Local Peer Discovery - Best new uTorrent Feature
One of the features that I’ve been anxiously awaiting is the “Local Peer Discovery” feature in uTorrent 1.7x. Basically, it uses a multicast to discover bittorrent clients that are active on your local network. It can determine if they are seeding or leeching a torrent that you’re interested in. If it’s available on the network, it will try to use it as a peer, and download it at massive speeds.
I can think of a couple of really great uses for this. The first is a scenario that I run into at work occasionally. I’ll try to download a video or file that a co-worker wants to see as well. Instead of competing for bandwidth, we can now both download it at the same time, and share the pieces quickly and automatically.
The other great use that I’m really excited about is LAN parties. For those of you that don’t know, a common LAN party problem is that everyone wants to get a copy of a game off of one computer. Everyone tries to copy it at one time, effectively rendering the network and the hard drive useless. The current solution is to copy it to some computers, and then have people get it from the copies. It works, but it’s manual, and it’s not fun.
Along comes bittorrent to the rescue. Before you’re next lan party, create torrents for all of your games or maps, or whatever, and distribute the tiny torrents. You can even send them to each user via email before the party. As people show up, they can start the torrent, and they automatically become a server AND a client. It effectively uses everyone’s hard drive and connection and you sit back and wait.
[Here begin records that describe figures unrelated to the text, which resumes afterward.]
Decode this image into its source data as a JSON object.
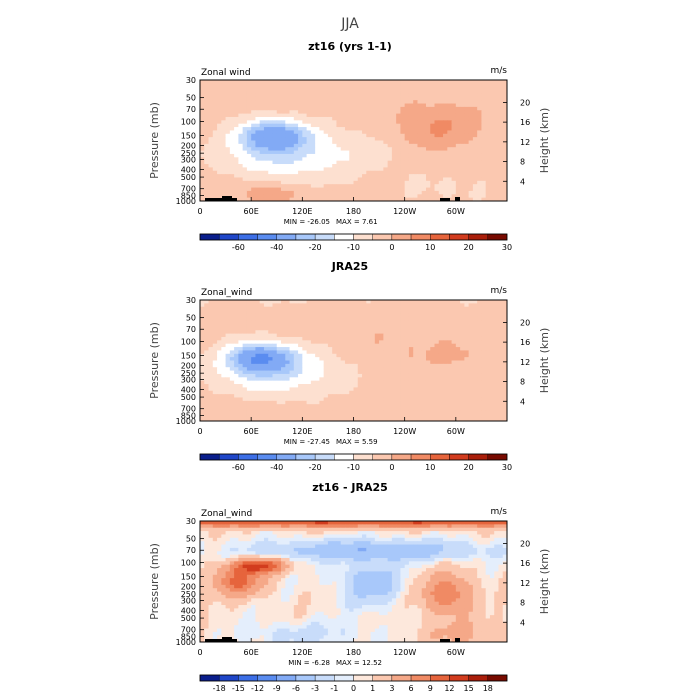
{
  "figure": {
    "title": "JJA"
  },
  "palettes": {
    "wind": [
      "#0a1e8c",
      "#1f46c8",
      "#3c6ee6",
      "#5a8cf0",
      "#82aaf5",
      "#a8c8fa",
      "#c8dcfa",
      "#ffffff",
      "#fde0d0",
      "#fbc8b0",
      "#f5a888",
      "#f08a64",
      "#e6643c",
      "#d23c1e",
      "#aa1e0a",
      "#780a00"
    ],
    "diff": [
      "#0a1e8c",
      "#1f46c8",
      "#3c6ee6",
      "#5a8cf0",
      "#82aaf5",
      "#a8c8fa",
      "#c8dcfa",
      "#e4eefc",
      "#fde8dc",
      "#fbc8b0",
      "#f5a888",
      "#f08a64",
      "#e6643c",
      "#d23c1e",
      "#aa1e0a",
      "#780a00"
    ]
  },
  "chart_data": [
    {
      "type": "heatmap",
      "title": "zt16 (yrs 1-1)",
      "variable": "Zonal wind",
      "units": "m/s",
      "ylabel": "Pressure (mb)",
      "ylabel_right": "Height (km)",
      "xlim": [
        0,
        360
      ],
      "ylim_mb": [
        1000,
        30
      ],
      "x_ticks": [
        {
          "v": 0,
          "l": "0"
        },
        {
          "v": 60,
          "l": "60E"
        },
        {
          "v": 120,
          "l": "120E"
        },
        {
          "v": 180,
          "l": "180"
        },
        {
          "v": 240,
          "l": "120W"
        },
        {
          "v": 300,
          "l": "60W"
        }
      ],
      "y_ticks": [
        30,
        50,
        70,
        100,
        150,
        200,
        250,
        300,
        400,
        500,
        700,
        850,
        1000
      ],
      "height_ticks": [
        4,
        8,
        12,
        16,
        20
      ],
      "min_label": "MIN =  -26.05",
      "max_label": "MAX =    7.61",
      "colorbar_labels": [
        "-60",
        "-40",
        "-20",
        "-10",
        "0",
        "10",
        "20",
        "30"
      ],
      "palette": "wind",
      "features": [
        {
          "x": 85,
          "p": 150,
          "sx": 28,
          "sl": 0.32,
          "a": -26
        },
        {
          "x": 90,
          "p": 300,
          "sx": 55,
          "sl": 0.5,
          "a": -10
        },
        {
          "x": 160,
          "p": 200,
          "sx": 60,
          "sl": 0.55,
          "a": -5
        },
        {
          "x": 280,
          "p": 130,
          "sx": 30,
          "sl": 0.45,
          "a": 6
        },
        {
          "x": 250,
          "p": 100,
          "sx": 60,
          "sl": 0.5,
          "a": 3
        },
        {
          "x": 85,
          "p": 800,
          "sx": 28,
          "sl": 0.2,
          "a": 6
        },
        {
          "x": 30,
          "p": 600,
          "sx": 30,
          "sl": 0.3,
          "a": 3
        },
        {
          "x": 290,
          "p": 700,
          "sx": 60,
          "sl": 0.4,
          "a": -3
        }
      ],
      "base": 2.5,
      "terrain": true
    },
    {
      "type": "heatmap",
      "title": "JRA25",
      "variable": "Zonal_wind",
      "units": "m/s",
      "ylabel": "Pressure (mb)",
      "ylabel_right": "Height (km)",
      "xlim": [
        0,
        360
      ],
      "ylim_mb": [
        1000,
        30
      ],
      "x_ticks": [
        {
          "v": 0,
          "l": "0"
        },
        {
          "v": 60,
          "l": "60E"
        },
        {
          "v": 120,
          "l": "120E"
        },
        {
          "v": 180,
          "l": "180"
        },
        {
          "v": 240,
          "l": "120W"
        },
        {
          "v": 300,
          "l": "60W"
        }
      ],
      "y_ticks": [
        30,
        50,
        70,
        100,
        150,
        200,
        250,
        300,
        400,
        500,
        700,
        850,
        1000
      ],
      "height_ticks": [
        4,
        8,
        12,
        16,
        20
      ],
      "min_label": "MIN =  -27.45",
      "max_label": "MAX =    5.59",
      "colorbar_labels": [
        "-60",
        "-40",
        "-20",
        "-10",
        "0",
        "10",
        "20",
        "30"
      ],
      "palette": "wind",
      "features": [
        {
          "x": 70,
          "p": 160,
          "sx": 26,
          "sl": 0.3,
          "a": -27
        },
        {
          "x": 80,
          "p": 250,
          "sx": 50,
          "sl": 0.5,
          "a": -10
        },
        {
          "x": 130,
          "p": 200,
          "sx": 45,
          "sl": 0.45,
          "a": -4
        },
        {
          "x": 230,
          "p": 120,
          "sx": 70,
          "sl": 0.6,
          "a": 3
        },
        {
          "x": 300,
          "p": 150,
          "sx": 20,
          "sl": 0.2,
          "a": 3
        },
        {
          "x": 40,
          "p": 700,
          "sx": 30,
          "sl": 0.3,
          "a": 2
        },
        {
          "x": 40,
          "p": 30,
          "sx": 200,
          "sl": 0.2,
          "a": -2
        }
      ],
      "base": 2,
      "terrain": false
    },
    {
      "type": "heatmap",
      "title": "zt16 - JRA25",
      "variable": "Zonal_wind",
      "units": "m/s",
      "ylabel": "Pressure (mb)",
      "ylabel_right": "Height (km)",
      "xlim": [
        0,
        360
      ],
      "ylim_mb": [
        1000,
        30
      ],
      "x_ticks": [
        {
          "v": 0,
          "l": "0"
        },
        {
          "v": 60,
          "l": "60E"
        },
        {
          "v": 120,
          "l": "120E"
        },
        {
          "v": 180,
          "l": "180"
        },
        {
          "v": 240,
          "l": "120W"
        },
        {
          "v": 300,
          "l": "60W"
        }
      ],
      "y_ticks": [
        30,
        50,
        70,
        100,
        150,
        200,
        250,
        300,
        400,
        500,
        700,
        850,
        1000
      ],
      "height_ticks": [
        4,
        8,
        12,
        16,
        20
      ],
      "min_label": "MIN =   -6.28",
      "max_label": "MAX =   12.52",
      "colorbar_labels": [
        "-18",
        "-15",
        "-12",
        "-9",
        "-6",
        "-3",
        "-1",
        "0",
        "1",
        "3",
        "6",
        "9",
        "12",
        "15",
        "18"
      ],
      "palette": "diff",
      "features": [
        {
          "x": 180,
          "p": 30,
          "sx": 400,
          "sl": 0.12,
          "a": 12
        },
        {
          "x": 70,
          "p": 110,
          "sx": 20,
          "sl": 0.15,
          "a": 12
        },
        {
          "x": 45,
          "p": 170,
          "sx": 20,
          "sl": 0.3,
          "a": 9
        },
        {
          "x": 200,
          "p": 70,
          "sx": 90,
          "sl": 0.2,
          "a": -6
        },
        {
          "x": 200,
          "p": 180,
          "sx": 25,
          "sl": 0.45,
          "a": -5
        },
        {
          "x": 290,
          "p": 250,
          "sx": 20,
          "sl": 0.4,
          "a": 8
        },
        {
          "x": 120,
          "p": 800,
          "sx": 60,
          "sl": 0.25,
          "a": -2
        },
        {
          "x": 310,
          "p": 800,
          "sx": 40,
          "sl": 0.3,
          "a": 3
        }
      ],
      "base": 0.5,
      "terrain": true
    }
  ]
}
I have yet to try it at a LAN party, but I think it will work very well. You could even throttle the connection and let it run while you play other games.
I did actually verify that the feature works as expected. On one computer in my network, I set up a distributed trackerless torrent. I set that machine up as a seeder. I loaded the torrent on another machine, it auto-discovered the other machine, and downloaded at a great speed. It wasn’t exactly distributed, but it demonstrated that it does work.
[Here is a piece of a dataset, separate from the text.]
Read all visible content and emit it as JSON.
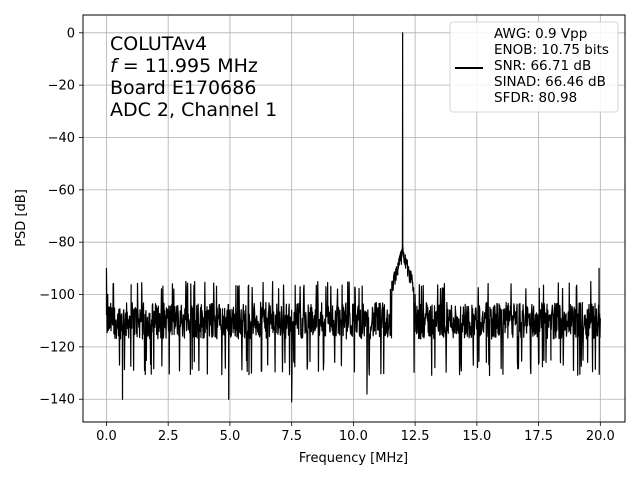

I’m anxiously awaiting the next LAN party when I can try it out.
It’s just a shame uT1.7.x is banned on so many trackers…
well that’s just because them trackers are stoopid enough to listen to rumors about bad behaviors…
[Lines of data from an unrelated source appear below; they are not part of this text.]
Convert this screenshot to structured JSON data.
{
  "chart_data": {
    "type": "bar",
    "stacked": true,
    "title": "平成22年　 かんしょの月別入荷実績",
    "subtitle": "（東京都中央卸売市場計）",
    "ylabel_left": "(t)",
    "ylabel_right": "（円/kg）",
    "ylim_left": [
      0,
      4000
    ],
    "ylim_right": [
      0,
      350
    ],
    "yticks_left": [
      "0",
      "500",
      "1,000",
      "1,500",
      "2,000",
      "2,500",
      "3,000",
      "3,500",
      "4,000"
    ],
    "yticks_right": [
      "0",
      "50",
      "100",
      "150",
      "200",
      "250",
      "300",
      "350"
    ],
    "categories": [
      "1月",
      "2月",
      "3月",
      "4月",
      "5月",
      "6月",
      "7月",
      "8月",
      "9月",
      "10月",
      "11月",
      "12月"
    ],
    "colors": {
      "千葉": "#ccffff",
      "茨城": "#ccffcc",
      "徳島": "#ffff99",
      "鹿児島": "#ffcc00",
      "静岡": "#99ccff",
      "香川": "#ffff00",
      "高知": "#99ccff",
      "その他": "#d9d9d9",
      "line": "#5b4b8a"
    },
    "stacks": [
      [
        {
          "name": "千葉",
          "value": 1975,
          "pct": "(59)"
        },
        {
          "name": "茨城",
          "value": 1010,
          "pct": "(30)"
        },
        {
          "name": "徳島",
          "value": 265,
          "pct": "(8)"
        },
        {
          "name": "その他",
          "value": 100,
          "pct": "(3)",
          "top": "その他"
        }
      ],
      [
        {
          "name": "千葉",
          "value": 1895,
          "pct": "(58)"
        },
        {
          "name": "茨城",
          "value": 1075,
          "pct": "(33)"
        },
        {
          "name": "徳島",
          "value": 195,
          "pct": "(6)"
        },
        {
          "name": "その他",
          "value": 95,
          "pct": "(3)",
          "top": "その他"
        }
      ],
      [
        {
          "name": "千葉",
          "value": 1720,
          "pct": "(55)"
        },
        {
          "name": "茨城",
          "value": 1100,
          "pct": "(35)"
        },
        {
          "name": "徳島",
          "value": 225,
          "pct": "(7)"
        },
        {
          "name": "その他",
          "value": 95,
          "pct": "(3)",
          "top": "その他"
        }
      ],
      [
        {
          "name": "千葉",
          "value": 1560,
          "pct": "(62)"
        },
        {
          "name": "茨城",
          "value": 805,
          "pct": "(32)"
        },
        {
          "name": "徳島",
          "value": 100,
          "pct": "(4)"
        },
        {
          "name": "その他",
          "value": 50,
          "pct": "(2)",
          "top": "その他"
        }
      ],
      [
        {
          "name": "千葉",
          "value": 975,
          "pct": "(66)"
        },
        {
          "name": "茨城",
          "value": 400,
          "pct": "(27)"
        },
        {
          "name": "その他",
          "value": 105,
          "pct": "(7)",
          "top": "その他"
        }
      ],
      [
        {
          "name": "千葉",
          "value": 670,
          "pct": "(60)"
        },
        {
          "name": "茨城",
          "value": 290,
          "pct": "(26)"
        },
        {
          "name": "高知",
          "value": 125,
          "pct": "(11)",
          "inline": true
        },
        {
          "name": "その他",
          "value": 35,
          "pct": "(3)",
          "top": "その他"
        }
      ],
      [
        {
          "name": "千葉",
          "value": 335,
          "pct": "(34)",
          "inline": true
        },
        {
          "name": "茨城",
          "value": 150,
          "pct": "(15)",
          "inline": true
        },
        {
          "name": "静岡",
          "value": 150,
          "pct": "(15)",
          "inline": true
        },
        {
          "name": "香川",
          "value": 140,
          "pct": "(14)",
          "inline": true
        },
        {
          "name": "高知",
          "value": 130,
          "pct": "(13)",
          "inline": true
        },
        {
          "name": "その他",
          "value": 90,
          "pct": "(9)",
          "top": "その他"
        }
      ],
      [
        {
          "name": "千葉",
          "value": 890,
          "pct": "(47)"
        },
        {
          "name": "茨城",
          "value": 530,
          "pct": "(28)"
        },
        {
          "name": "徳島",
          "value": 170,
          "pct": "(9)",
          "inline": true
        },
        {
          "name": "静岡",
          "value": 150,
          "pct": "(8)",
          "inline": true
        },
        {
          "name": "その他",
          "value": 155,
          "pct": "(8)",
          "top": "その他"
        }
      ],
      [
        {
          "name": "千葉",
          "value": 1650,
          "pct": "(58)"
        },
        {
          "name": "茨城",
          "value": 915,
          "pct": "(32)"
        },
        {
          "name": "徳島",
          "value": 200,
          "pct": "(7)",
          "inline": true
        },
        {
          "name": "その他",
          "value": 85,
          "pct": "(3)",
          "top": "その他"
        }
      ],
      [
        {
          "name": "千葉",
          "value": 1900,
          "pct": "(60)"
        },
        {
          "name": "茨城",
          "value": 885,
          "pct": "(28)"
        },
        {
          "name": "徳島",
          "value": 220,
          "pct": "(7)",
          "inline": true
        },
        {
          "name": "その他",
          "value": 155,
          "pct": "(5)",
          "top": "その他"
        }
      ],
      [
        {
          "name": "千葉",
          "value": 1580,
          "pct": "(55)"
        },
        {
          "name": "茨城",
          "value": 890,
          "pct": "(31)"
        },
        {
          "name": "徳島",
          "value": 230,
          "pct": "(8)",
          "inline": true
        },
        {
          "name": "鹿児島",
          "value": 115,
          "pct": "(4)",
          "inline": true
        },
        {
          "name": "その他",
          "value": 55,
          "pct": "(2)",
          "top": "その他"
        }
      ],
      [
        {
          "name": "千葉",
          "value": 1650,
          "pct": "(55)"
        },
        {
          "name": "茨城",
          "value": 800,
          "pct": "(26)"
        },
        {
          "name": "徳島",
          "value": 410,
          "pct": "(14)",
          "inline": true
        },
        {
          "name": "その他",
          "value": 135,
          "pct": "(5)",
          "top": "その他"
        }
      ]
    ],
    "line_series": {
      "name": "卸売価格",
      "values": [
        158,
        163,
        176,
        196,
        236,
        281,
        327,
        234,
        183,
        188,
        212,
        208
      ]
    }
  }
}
Btw: æTorrent is at 1.7.5 now
uT is at 1.8.1 now
excellent post. i’ve been thinking of doing this during lan parties not only for its ease of distributing bandwidth but also for data integrity. when the wireless router kicks my computer off the network, it’s nice to be able to resume right where the transfer left off
My roommate and i recently discovered this by accident.
I had a video i had downloaded the previous night seeding on my computer.
So my roommate gets the file the next morning and he comes bursting in my room sayin “omg, you gotta come look at this! utorrent is DLing at 8 MB/s!!!
So of course i was amazed, we checked the peer list and see my internal ip on there and we had a nice facepalm moment.
now we use it whenever we want to transfer something within our network, and sometimes we “double team” a torrent… probably doesnt help at all but it’s cool to see the spikes in the graph when chunks get passed between us.
It actually would help DL faster when you have multiple local PC’s. Because 1 PC usally never connects to all seeders. So you might end up with 1 PC connected to one set of seeders while the other PC’s are connected to a different set. Most likely you’ll have some over lap connections.